Предосторожность оказалась своевременной – когда воронено-седая, распатланная, в кровавом палаческом халате она кинулась меня душить, я милосердно залепил ей справа не кулаком, но всего лишь ладонью, так что от резкого движения заныло в паху. Милосердно – ладонью, не словом: “Да какое право ты имеешь что-то от меня требовать, пьяная жердь?!.” Какое счастье, что в последний миг отражатель все-таки успел понять мою ошибку: Гришка бросилась не душить, но обнимать меня! Я не сразу разобрал и захлебывающиеся слова: “Прости, прости, прости, прости меня, я принесла тебе столько несчастья, а теперь ты еще и должен жить с пьяницей, ты ведь и детей не хотел, я знаю, а они принесли тебе столько горя”, – я лишь со страхом следил, не открутит ли она мне голову, да пытался понять по ее выдоху, какую дозу и чего она приняла. Однако мой отражатель уже отвечал вместо меня: “Ну что ты говоришь глупости, если бы не ты, я бы так и остался самовлюбленным счастливчиком”.

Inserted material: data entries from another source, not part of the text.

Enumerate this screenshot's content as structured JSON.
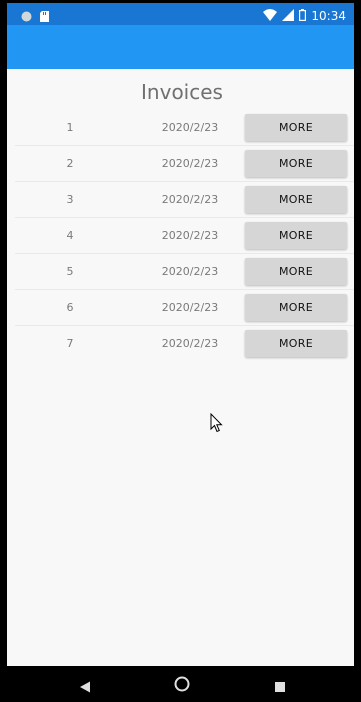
{
  "status_bar": {
    "time": "10:34",
    "bg_color": "#1976d2",
    "left_icons": [
      "sync-icon",
      "sd-card-icon"
    ],
    "right_icons": [
      "wifi-icon",
      "cellular-icon",
      "battery-icon"
    ]
  },
  "app_bar": {
    "bg_color": "#2196f3"
  },
  "page": {
    "title": "Invoices"
  },
  "invoices": [
    {
      "number": "1",
      "date": "2020/2/23",
      "button": "MORE"
    },
    {
      "number": "2",
      "date": "2020/2/23",
      "button": "MORE"
    },
    {
      "number": "3",
      "date": "2020/2/23",
      "button": "MORE"
    },
    {
      "number": "4",
      "date": "2020/2/23",
      "button": "MORE"
    },
    {
      "number": "5",
      "date": "2020/2/23",
      "button": "MORE"
    },
    {
      "number": "6",
      "date": "2020/2/23",
      "button": "MORE"
    },
    {
      "number": "7",
      "date": "2020/2/23",
      "button": "MORE"
    }
  ],
  "nav_bar": {
    "buttons": [
      "back-icon",
      "home-icon",
      "recents-icon"
    ]
  }
}
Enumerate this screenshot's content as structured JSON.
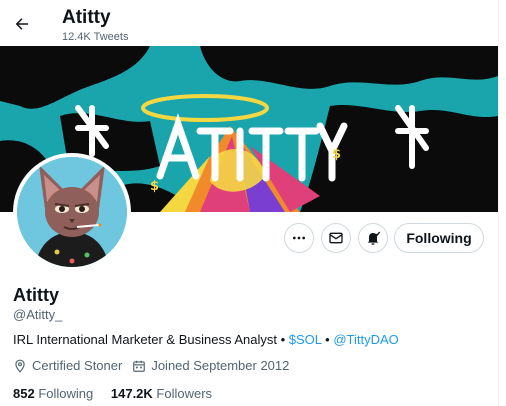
{
  "header": {
    "title": "Atitty",
    "tweet_count": "12.4K Tweets"
  },
  "banner": {
    "graffiti_text": "ATITTY",
    "colors": {
      "teal": "#1aa5ad",
      "black": "#0b0b0b",
      "yellow": "#f5d742",
      "orange": "#f08a2b",
      "pink": "#e0407a"
    }
  },
  "actions": {
    "follow_label": "Following"
  },
  "profile": {
    "name": "Atitty",
    "handle": "@Atitty_",
    "bio_prefix": "IRL International Marketer & Business Analyst • ",
    "bio_link_1": "$SOL",
    "bio_sep": " • ",
    "bio_link_2": "@TittyDAO",
    "location": "Certified Stoner",
    "joined": "Joined September 2012",
    "following_count": "852",
    "following_label": "Following",
    "followers_count": "147.2K",
    "followers_label": "Followers"
  },
  "colors": {
    "link": "#1d9bf0",
    "secondary_text": "#536471",
    "primary_text": "#0f1419",
    "border": "#cfd9de"
  }
}
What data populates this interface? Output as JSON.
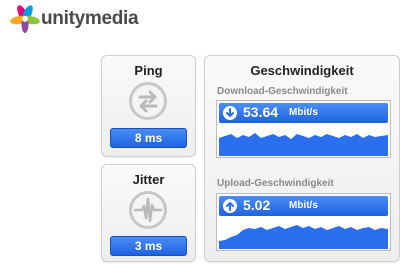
{
  "brand": {
    "name": "unitymedia",
    "logo_icon": "unitymedia-flower-logo",
    "colors": [
      "#e6007e",
      "#8cc63e",
      "#00a0df",
      "#f7a823"
    ]
  },
  "ping": {
    "title": "Ping",
    "icon": "swap-arrows-icon",
    "value": "8 ms"
  },
  "jitter": {
    "title": "Jitter",
    "icon": "waveform-icon",
    "value": "3 ms"
  },
  "speed": {
    "title": "Geschwindigkeit",
    "download": {
      "label": "Download-Geschwindigkeit",
      "icon": "download-arrow-icon",
      "value": "53.64",
      "unit": "Mbit/s"
    },
    "upload": {
      "label": "Upload-Geschwindigkeit",
      "icon": "upload-arrow-icon",
      "value": "5.02",
      "unit": "Mbit/s"
    }
  },
  "accent_color": "#2a6ff0"
}
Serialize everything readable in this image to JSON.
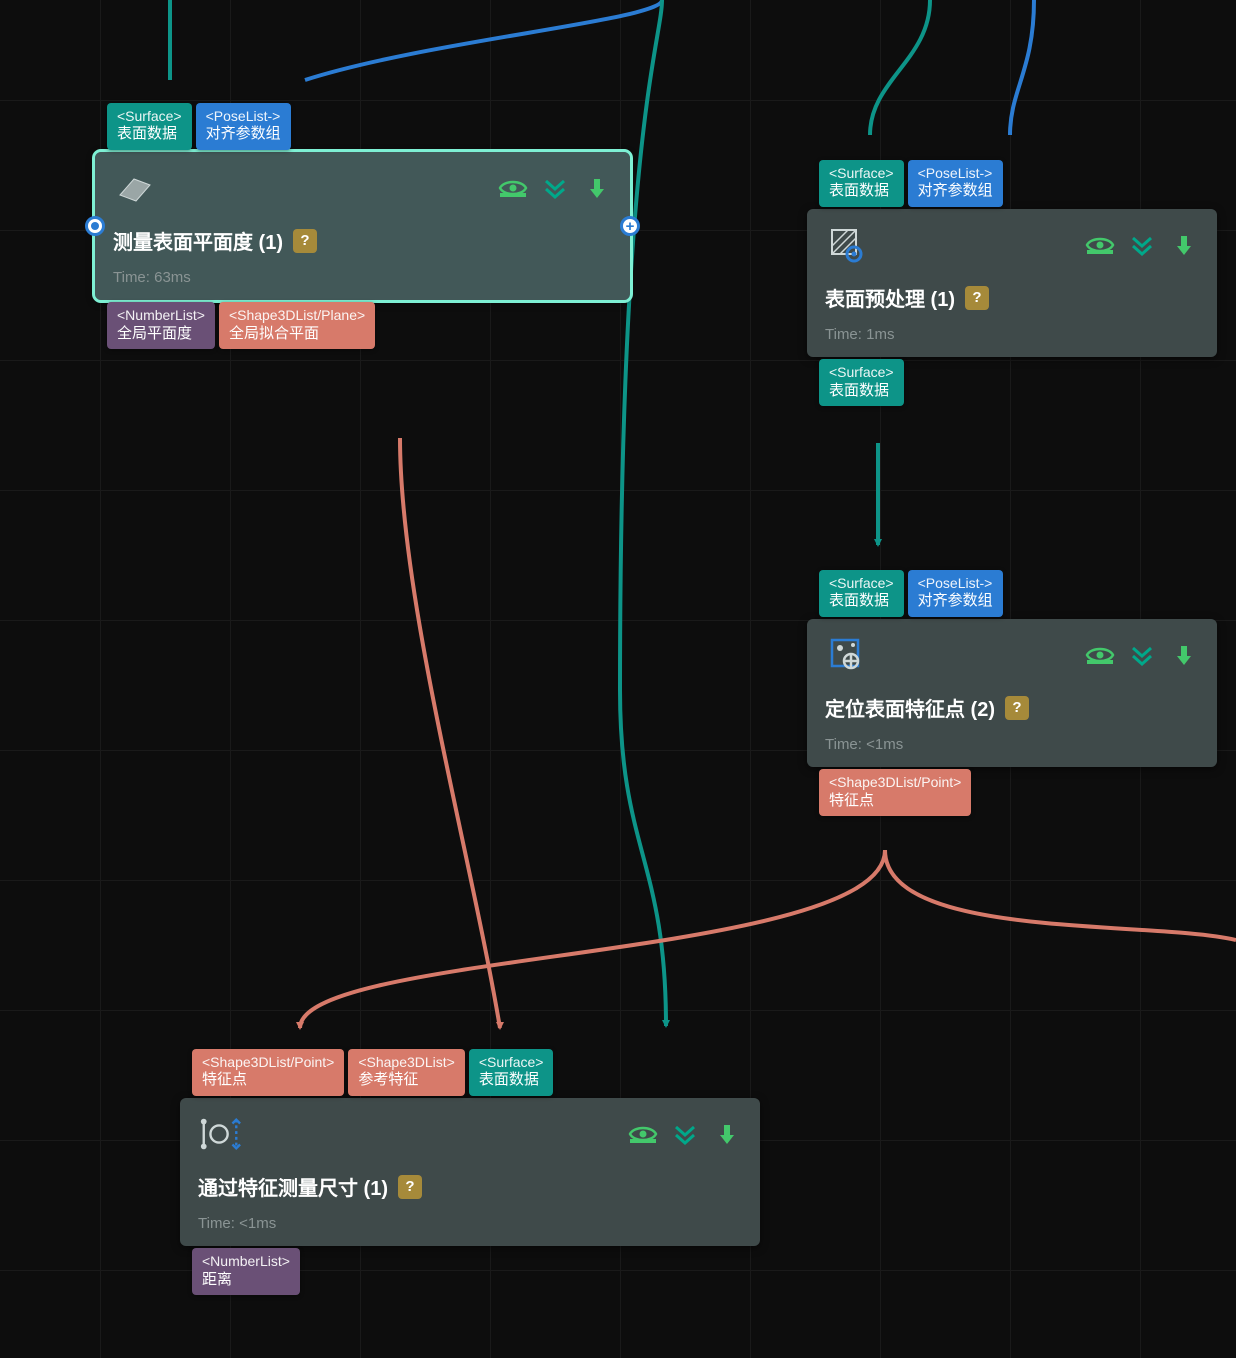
{
  "colors": {
    "teal": "#0d9488",
    "blue": "#2b7cd3",
    "purple": "#6a5076",
    "coral": "#d77a6a",
    "accent_green": "#43c86b",
    "accent_teal": "#00a88a"
  },
  "nodes": {
    "flatness": {
      "title": "测量表面平面度 (1)",
      "time": "Time: 63ms",
      "inputs": [
        {
          "type": "<Surface>",
          "label": "表面数据",
          "color": "teal"
        },
        {
          "type": "<PoseList->",
          "label": "对齐参数组",
          "color": "blue"
        }
      ],
      "outputs": [
        {
          "type": "<NumberList>",
          "label": "全局平面度",
          "color": "purple"
        },
        {
          "type": "<Shape3DList/Plane>",
          "label": "全局拟合平面",
          "color": "coral"
        }
      ]
    },
    "preprocess": {
      "title": "表面预处理 (1)",
      "time": "Time: 1ms",
      "inputs": [
        {
          "type": "<Surface>",
          "label": "表面数据",
          "color": "teal"
        },
        {
          "type": "<PoseList->",
          "label": "对齐参数组",
          "color": "blue"
        }
      ],
      "outputs": [
        {
          "type": "<Surface>",
          "label": "表面数据",
          "color": "teal"
        }
      ]
    },
    "locate": {
      "title": "定位表面特征点 (2)",
      "time": "Time: <1ms",
      "inputs": [
        {
          "type": "<Surface>",
          "label": "表面数据",
          "color": "teal"
        },
        {
          "type": "<PoseList->",
          "label": "对齐参数组",
          "color": "blue"
        }
      ],
      "outputs": [
        {
          "type": "<Shape3DList/Point>",
          "label": "特征点",
          "color": "coral"
        }
      ]
    },
    "measure": {
      "title": "通过特征测量尺寸 (1)",
      "time": "Time: <1ms",
      "inputs": [
        {
          "type": "<Shape3DList/Point>",
          "label": "特征点",
          "color": "coral"
        },
        {
          "type": "<Shape3DList>",
          "label": "参考特征",
          "color": "coral"
        },
        {
          "type": "<Surface>",
          "label": "表面数据",
          "color": "teal"
        }
      ],
      "outputs": [
        {
          "type": "<NumberList>",
          "label": "距离",
          "color": "purple"
        }
      ]
    }
  },
  "icons": {
    "eye": "eye-icon",
    "chevrons": "chevrons-down-icon",
    "arrow": "arrow-down-icon"
  }
}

Мы оказались под кумганами и ятаганами в тех же роковых креслах, каждый со стаканом черного с розовой пеной “Каберне”. Отказаться от примирительной чаши было еще опаснее, чем допустить Гришку до алкоголя – я намеренно называл все вина и коньяки просто алкоголем, как продвинутые филологи сонеты и новеллы именуют просто текстами, чтобы убить поэзию, заключающуюся в этих словах. Из развалившегося халата светили белые плоские сиськи, но я, сдерживая гадливость, делал вид, что сдерживаю улыбку. Пароксизм нежности завершается взрывом смертельной обиды, чуть она заметит недостаточность встречного пароксизма. К счастью, она заговорила без надрыва.